Skimming the New York Times bestseller lists or glancing at the displays in bookstores makes me anxious. Despite being an avid reader and bibliophile, I haven’t bought a new book in years. Browsing for books leaves me with nothing but a sense of agonizing failure and a single thought in mind:how am I going to be able to read all these new books?

Fortunately for me, most new books published each year end up on the discount pile—forgotten, useless, and rejected. And while reading new books is a great way to catch up on all of the current events in today’s world, I’ve found solace in a different age of literature: classic novels.

Whenever the topic comes up in conversation, I get the same reactions. Why go through all the effort of wrestling with styles of language and writing that are harder to connect with than contemporary novels? Why attempt to make sense of plots with characters that live in a completely foreign culture? Aren’t they boring? Obsolete? Simply incomprehensible?

I beg to differ. Classic novels are the milestones of our literary traditions. They played pivotal roles in shaping the way we read and write today. In fact, I would even argue that they can enhance your reading experience tenfold.

Some classics rose to fame because they were models of movements (realism, romanticism) or genres (science fiction, mystery). They spurred literary trends because they were the ones who did it first and remembered because they did it best. Some classics hold their title because they pushed the envelope. By questioning conventional ideas and breaking from tradition, they became markers of creative rebellion, of dissent and change.

Once you familiarize yourself with the classics, you start to understand where a lot of the other books you’ve read fit in. You’ll begin to identify influences and references in your reading that you weren’t able to before. you’ll see how the classics contributed to their respective style, subject, and themes. Perhaps a writer’s best work pays homage to another writer, innovates a new literary style, or defines conventions.

Despite what you might think about the themes and subjects covered in classic novels, they’re surprisingly relevant. You might even find yourself relating to characters’ dilemmas, such as the narrator’s rocky path to self-discovery in Ellison’s Invisible Man, or Raskolnikov’s remorse in Dostoevsky’s Crime and Punishment. Despite the differences in politics and lifestyle in classic novels, it’s easy to find connections between today’s world and classic novel settings.
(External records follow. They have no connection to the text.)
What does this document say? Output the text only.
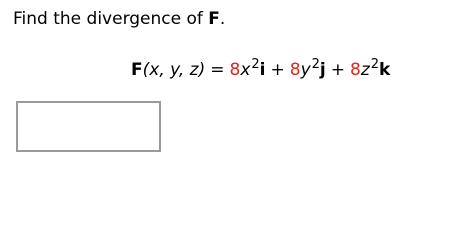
Find the divergence of F.
F(x, y, $z) = 8x^2i + 8y^2j + 8z^2k$
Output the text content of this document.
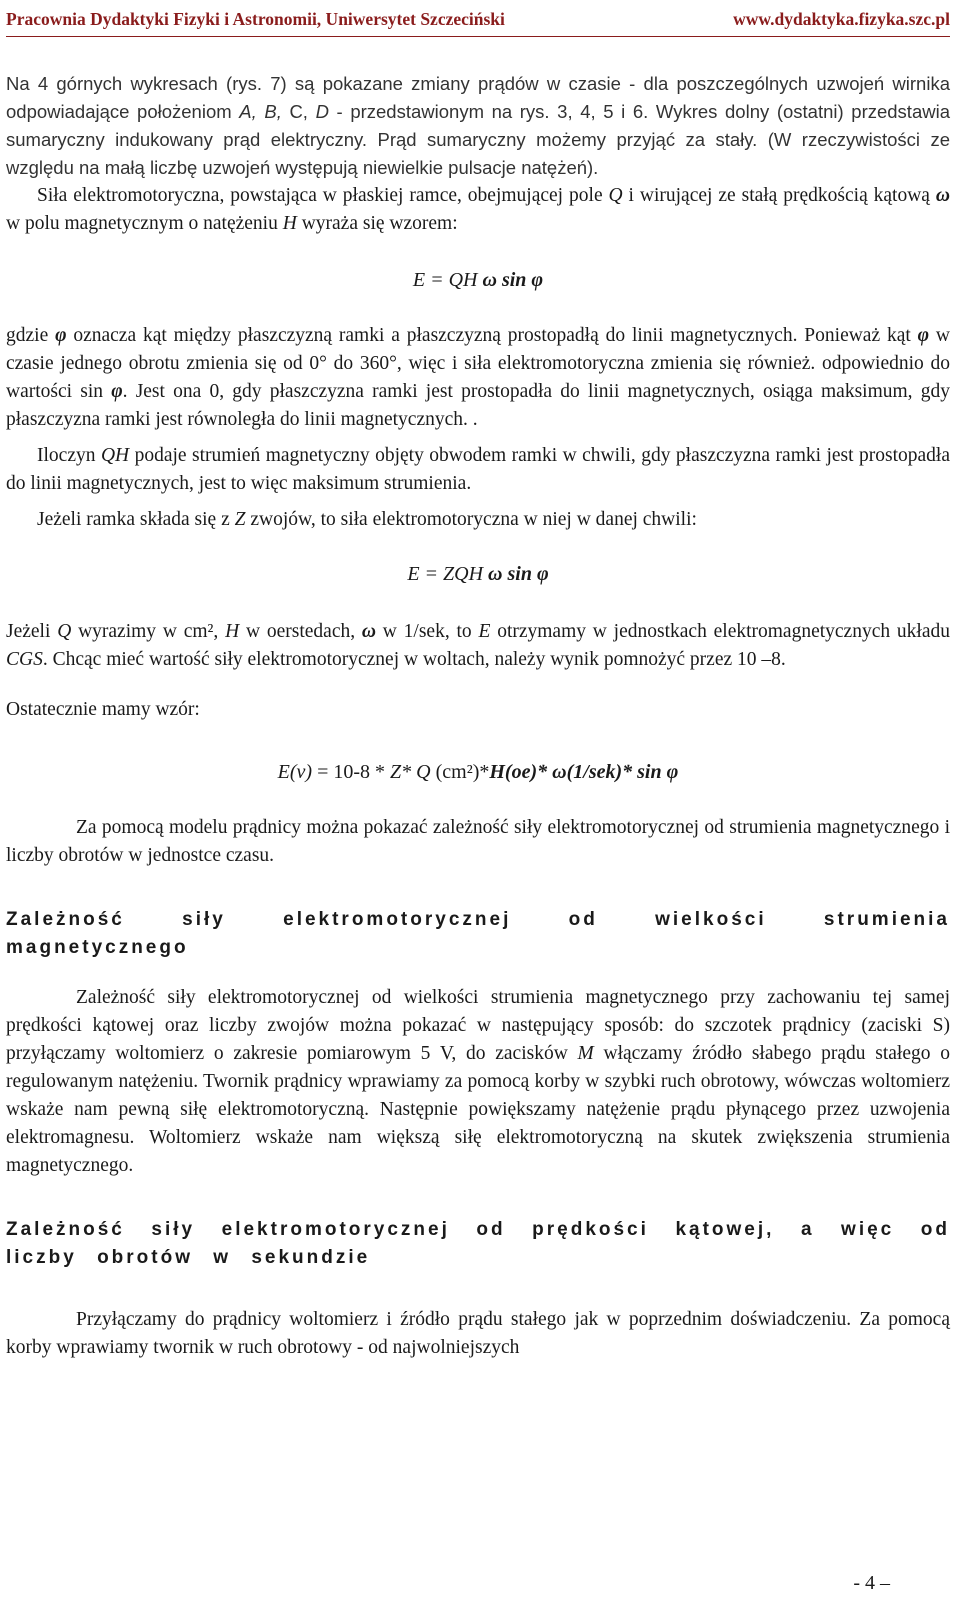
Pracownia Dydaktyki Fizyki i Astronomii, Uniwersytet Szczeciński	www.dydaktyka.fizyka.szc.pl

Na 4 górnych wykresach (rys. 7) są pokazane zmiany prądów w czasie - dla poszczególnych uzwojeń wirnika odpowiadające położeniom A, B, C, D - przedstawionym na rys. 3, 4, 5 i 6. Wykres dolny (ostatni) przedstawia sumaryczny indukowany prąd elektryczny. Prąd sumaryczny możemy przyjąć za stały. (W rzeczywistości ze względu na małą liczbę uzwojeń występują niewielkie pulsacje natężeń).

Siła elektromotoryczna, powstająca w płaskiej ramce, obejmującej pole Q i wirującej ze stałą prędkością kątową ω w polu magnetycznym o natężeniu H wyraża się wzorem:

E = QH ω sin φ

gdzie φ oznacza kąt między płaszczyzną ramki a płaszczyzną prostopadłą do linii magnetycznych. Ponieważ kąt φ w czasie jednego obrotu zmienia się od 0° do 360°, więc i siła elektromotoryczna zmienia się również. odpowiednio do wartości sin φ. Jest ona 0, gdy płaszczyzna ramki jest prostopadła do linii magnetycznych, osiąga maksimum, gdy płaszczyzna ramki jest równoległa do linii magnetycznych. .

Iloczyn QH podaje strumień magnetyczny objęty obwodem ramki w chwili, gdy płaszczyzna ramki jest prostopadła do linii magnetycznych, jest to więc maksimum strumienia.

Jeżeli ramka składa się z Z zwojów, to siła elektromotoryczna w niej w danej chwili:

E = ZQH ω sin φ

Jeżeli Q wyrazimy w cm², H w oerstedach, ω w 1/sek, to E otrzymamy w jednostkach elektromagnetycznych układu CGS. Chcąc mieć wartość siły elektromotorycznej w woltach, należy wynik pomnożyć przez 10 –8.

Ostatecznie mamy wzór:

E(v) = 10-8 * Z* Q (cm²)*H(oe)* ω(1/sek)* sin φ

Za pomocą modelu prądnicy można pokazać zależność siły elektromotorycznej od strumienia magnetycznego i liczby obrotów w jednostce czasu.

Zależność siły elektromotorycznej od wielkości strumienia magnetycznego

Zależność siły elektromotorycznej od wielkości strumienia magnetycznego przy zachowaniu tej samej prędkości kątowej oraz liczby zwojów można pokazać w następujący sposób: do szczotek prądnicy (zaciski S) przyłączamy woltomierz o zakresie pomiarowym 5 V, do zacisków M włączamy źródło słabego prądu stałego o regulowanym natężeniu. Twornik prądnicy wprawiamy za pomocą korby w szybki ruch obrotowy, wówczas woltomierz wskaże nam pewną siłę elektromotoryczną. Następnie powiększamy natężenie prądu płynącego przez uzwojenia elektromagnesu. Woltomierz wskaże nam większą siłę elektromotoryczną na skutek zwiększenia strumienia magnetycznego.

Zależność siły elektromotorycznej od prędkości kątowej, a więc od liczby obrotów w sekundzie

Przyłączamy do prądnicy woltomierz i źródło prądu stałego jak w poprzednim doświadczeniu. Za pomocą korby wprawiamy twornik w ruch obrotowy - od najwolniejszych

- 4 –
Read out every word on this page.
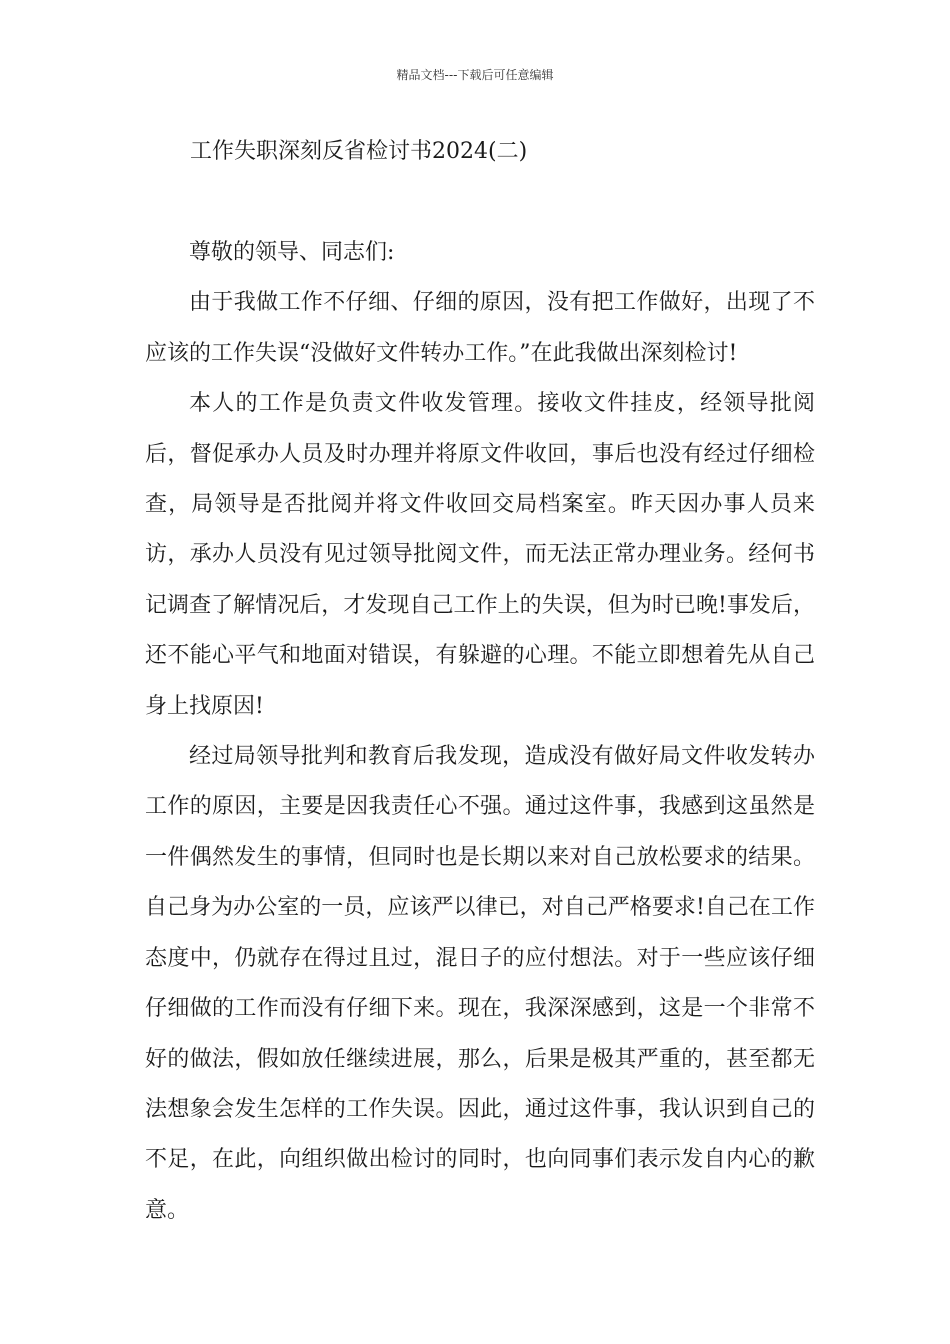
精品文档---下载后可任意编辑
工作失职深刻反省检讨书2024(二)

尊敬的领导、同志们:

由于我做工作不仔细、仔细的原因，没有把工作做好，出现了不应该的工作失误“没做好文件转办工作。”在此我做出深刻检讨!

本人的工作是负责文件收发管理。接收文件挂皮，经领导批阅后，督促承办人员及时办理并将原文件收回，事后也没有经过仔细检查，局领导是否批阅并将文件收回交局档案室。昨天因办事人员来访，承办人员没有见过领导批阅文件，而无法正常办理业务。经何书记调查了解情况后，才发现自己工作上的失误，但为时已晚!事发后，还不能心平气和地面对错误，有躲避的心理。不能立即想着先从自己身上找原因!

经过局领导批判和教育后我发现，造成没有做好局文件收发转办工作的原因，主要是因我责任心不强。通过这件事，我感到这虽然是一件偶然发生的事情，但同时也是长期以来对自己放松要求的结果。自己身为办公室的一员，应该严以律已，对自己严格要求!自己在工作态度中，仍就存在得过且过，混日子的应付想法。对于一些应该仔细仔细做的工作而没有仔细下来。现在，我深深感到，这是一个非常不好的做法，假如放任继续进展，那么，后果是极其严重的，甚至都无法想象会发生怎样的工作失误。因此，通过这件事，我认识到自己的不足，在此，向组织做出检讨的同时，也向同事们表示发自内心的歉意。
Many classic novel cynics incorrectly assume that classic novels are all the same. Although “classic” is considered a literary genre, it encompasses novels of all different kinds. Some of the more popular classics explore adventure, great historical movements, social justice issues, ethics and morality, romance, fantasy, and even predict the future. Take any classic novel off the shelf and you’ll find that it covers a multitude of themes, with a depth unrivaled by modern literature. You’ll soon realize that the flashy modern sci-fi novels trending today are no comparison to the classics.

Think about reading like traveling the world. The classics are the must-see historical sights- the Taj Mahal, the Great Wall, the pyramids. Similar to these sites, the classics have withstood the test of time. Although some people prefer to see the tall skyscrapers and modern architecture, the history and brilliance of the classic sights will never be forgotten.